DA slams SAPS double standards on combatting gang violence in Cape Flats

Issued by Nicholas Gotsell MP – DA NCOP Member on Security & Justice
25 May 2025 in News

The DA has written to the South African Police Service’s (SAPS) Western Cape Provincial Police Commissioner, Lt. Genl. Thembisile Patekile, to demand a clear timeline and operational plan for the so-called “extraordinary measures” promised by the Minister of Police to combat gang violence on the Cape Flats.

The promise was made during a Question-session in the National Council of Provinces (NCOP) last week. In order for the undertaking to garner any credibility, this timeline must include concrete answers on when the Anti-Gang Unit (AGU) will finally have a fixed establishment, a full complement of vehicles and the full complement of resources needed to perform its mandate. This is the bare minimum we can do to capacitate those brave men and women who risk their lives for our safety.

The SAPS’s priorities could not be more painful to observe than in its response to two tragic cases of stray bullets. When a bullet was said to have allegedly struck the Deputy President’s blue light convoy earlier this year, SAPS acted immediately; security was escalated, resources mobilised and threat assessments commissioned without delay. Yet, when 4-year-old Davin Africa was shot in his sleep in Wesbank while lying next to his pregnant mother on 14 February 2025 – there was no media-inflated response by SAPS senior management, no public commitment of extraordinary action and no urgency in finding the funds to address AGU resource scarcity.

This institutional indifference is further underlined by the Minister’s own admission in reply to a DA parliamentary question that between 1 March 2020 and 31 December 2024, 3,777 gang and/or gang-related murders and 5,463 attempted murders were recorded in the Western Cape. That’s more than two murders and nearly four attempted murders per day, overwhelmingly concentrated in the Cape Flats gang zones. Despite this answer, there is still not a word of a threat assessment or urgent prioritisation for these communities.

Despite this daily carnage, the Anti-Gang Unit remains in disrepair. It has no fixed structure, only half its vehicle fleet is operational and it operates from an inadequate base at Faure Farm. Repeated letters and warnings by the DA to the Provincial Commissioner have gone unanswered.

In response to a separate written parliamentary question, the Minister claimed that the AGU is structurally established and supported and proceeded to blame resource constraints for its underfunding and chronic understaffing.

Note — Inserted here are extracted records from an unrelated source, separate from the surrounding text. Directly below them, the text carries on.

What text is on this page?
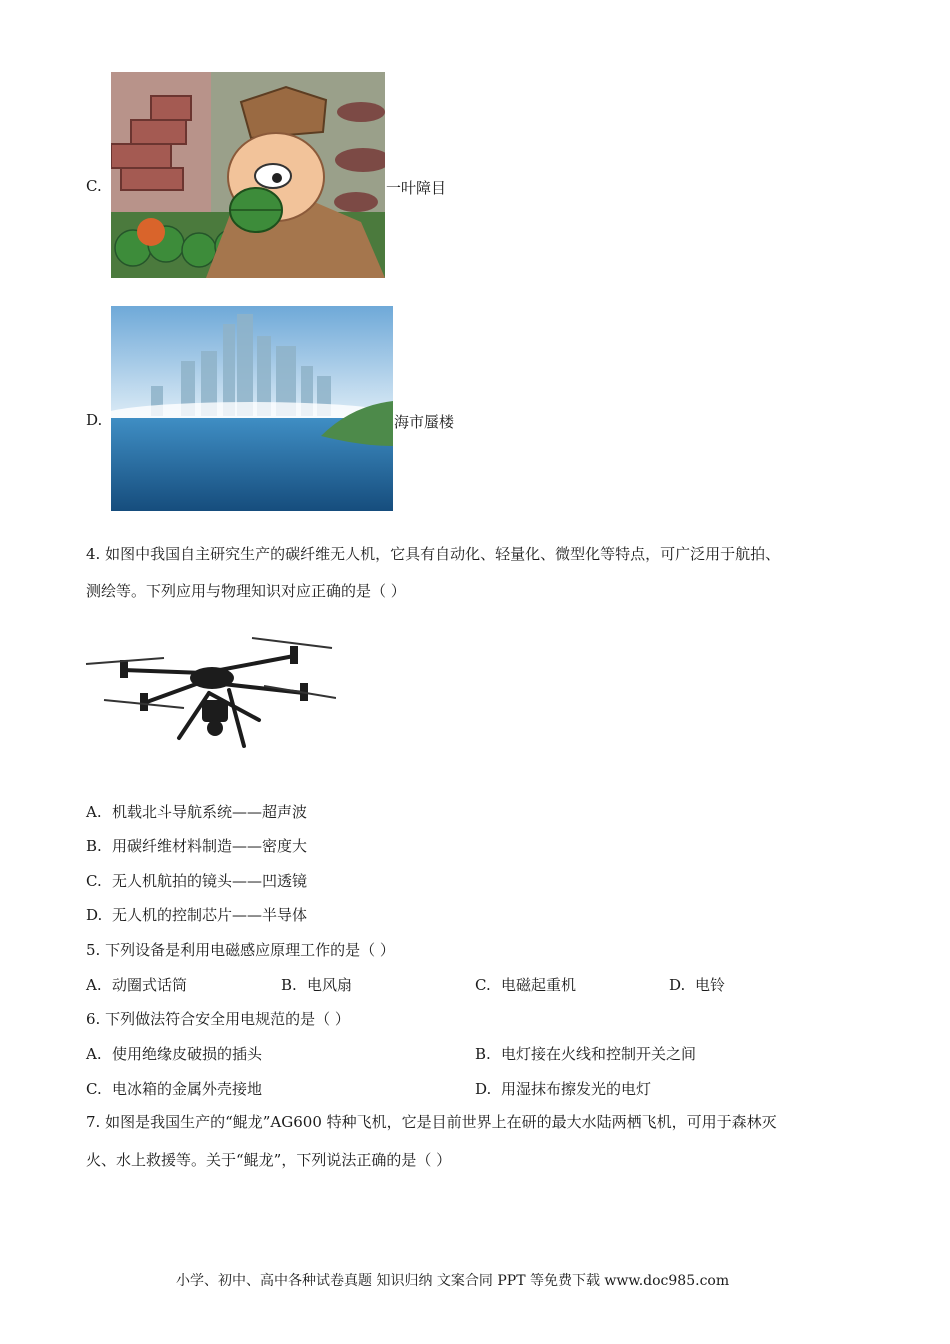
C.	一叶障目
D.	海市蜃楼
4. 如图中我国自主研究生产的碳纤维无人机，它具有自动化、轻量化、微型化等特点，可广泛用于航拍、
测绘等。下列应用与物理知识对应正确的是（ ）
A. 机载北斗导航系统——超声波
B. 用碳纤维材料制造——密度大
C. 无人机航拍的镜头——凹透镜
D. 无人机的控制芯片——半导体
5. 下列设备是利用电磁感应原理工作的是（ ）
A. 动圈式话筒	B. 电风扇	C. 电磁起重机	D. 电铃
6. 下列做法符合安全用电规范的是（ ）
A. 使用绝缘皮破损的插头	B. 电灯接在火线和控制开关之间
C. 电冰箱的金属外壳接地	D. 用湿抹布擦发光的电灯
7. 如图是我国生产的“鲲龙”AG600 特种飞机，它是目前世界上在研的最大水陆两栖飞机，可用于森林灭
火、水上救援等。关于“鲲龙”，下列说法正确的是（ ）
小学、初中、高中各种试卷真题 知识归纳 文案合同 PPT 等免费下载 www.doc985.com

The double standard is blinding. And it is an insult to the thousands of families on the Cape Flats who live and die under gang rule.

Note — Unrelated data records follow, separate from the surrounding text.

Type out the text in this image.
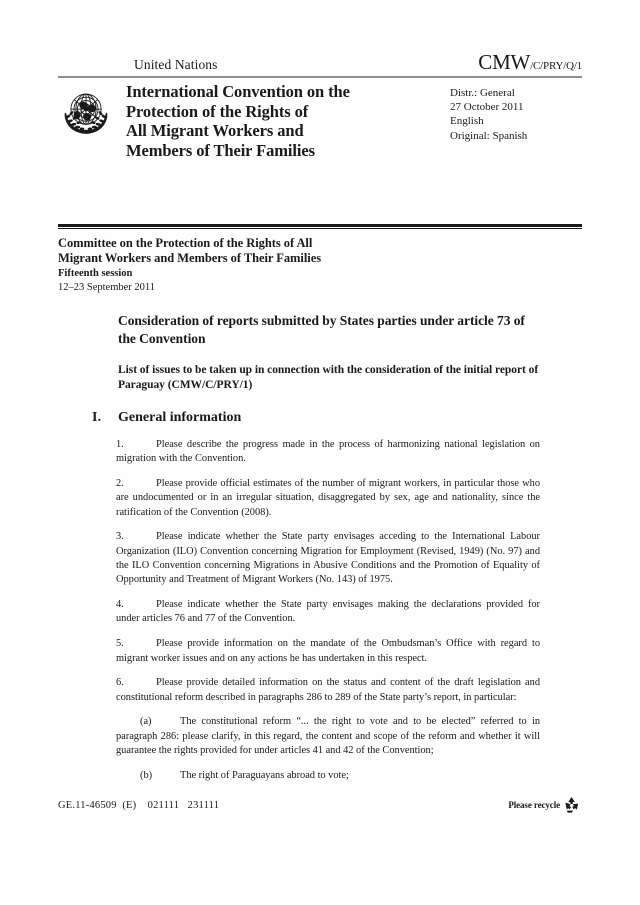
United Nations	CMW/C/PRY/Q/1
International Convention on the
Protection of the Rights of
All Migrant Workers and
Members of Their Families
Distr.: General
27 October 2011
English
Original: Spanish
Committee on the Protection of the Rights of All
Migrant Workers and Members of Their Families
Fifteenth session
12–23 September 2011
Consideration of reports submitted by States parties under article 73 of the Convention
List of issues to be taken up in connection with the consideration of the initial report of Paraguay (CMW/C/PRY/1)
I.	General information

1.	Please describe the progress made in the process of harmonizing national legislation on migration with the Convention.

2.	Please provide official estimates of the number of migrant workers, in particular those who are undocumented or in an irregular situation, disaggregated by sex, age and nationality, since the ratification of the Convention (2008).

3.	Please indicate whether the State party envisages acceding to the International Labour Organization (ILO) Convention concerning Migration for Employment (Revised, 1949) (No. 97) and the ILO Convention concerning Migrations in Abusive Conditions and the Promotion of Equality of Opportunity and Treatment of Migrant Workers (No. 143) of 1975.

4.	Please indicate whether the State party envisages making the declarations provided for under articles 76 and 77 of the Convention.

5.	Please provide information on the mandate of the Ombudsman’s Office with regard to migrant worker issues and on any actions he has undertaken in this respect.

6.	Please provide detailed information on the status and content of the draft legislation and constitutional reform described in paragraphs 286 to 289 of the State party’s report, in particular:

(a)	The constitutional reform “... the right to vote and to be elected” referred to in paragraph 286: please clarify, in this regard, the content and scope of the reform and whether it will guarantee the rights provided for under articles 41 and 42 of the Convention;

(b)	The right of Paraguayans abroad to vote;

GE.11-46509  (E)    021111   231111	Please recycle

The Minister’s vague assurances of “extraordinary measures” holds no water whilst he refuses to say whether Lt. Genl. Patekile would be held accountable for his clear failures at Provincial Police Commissioner.

The DA has also written to the Chairperson of the Select Committee on Petitions and Executive Undertakings in the NCOP to request that the Minister be called to appear before the Committee and account for this undertaking. This Committee ensures that commitments made by the Executive in the NCOP are monitored and enforced.

The Minister’s promise of “extraordinary measures” must now be held to that standard. The DA will continue its oversight relentlessly.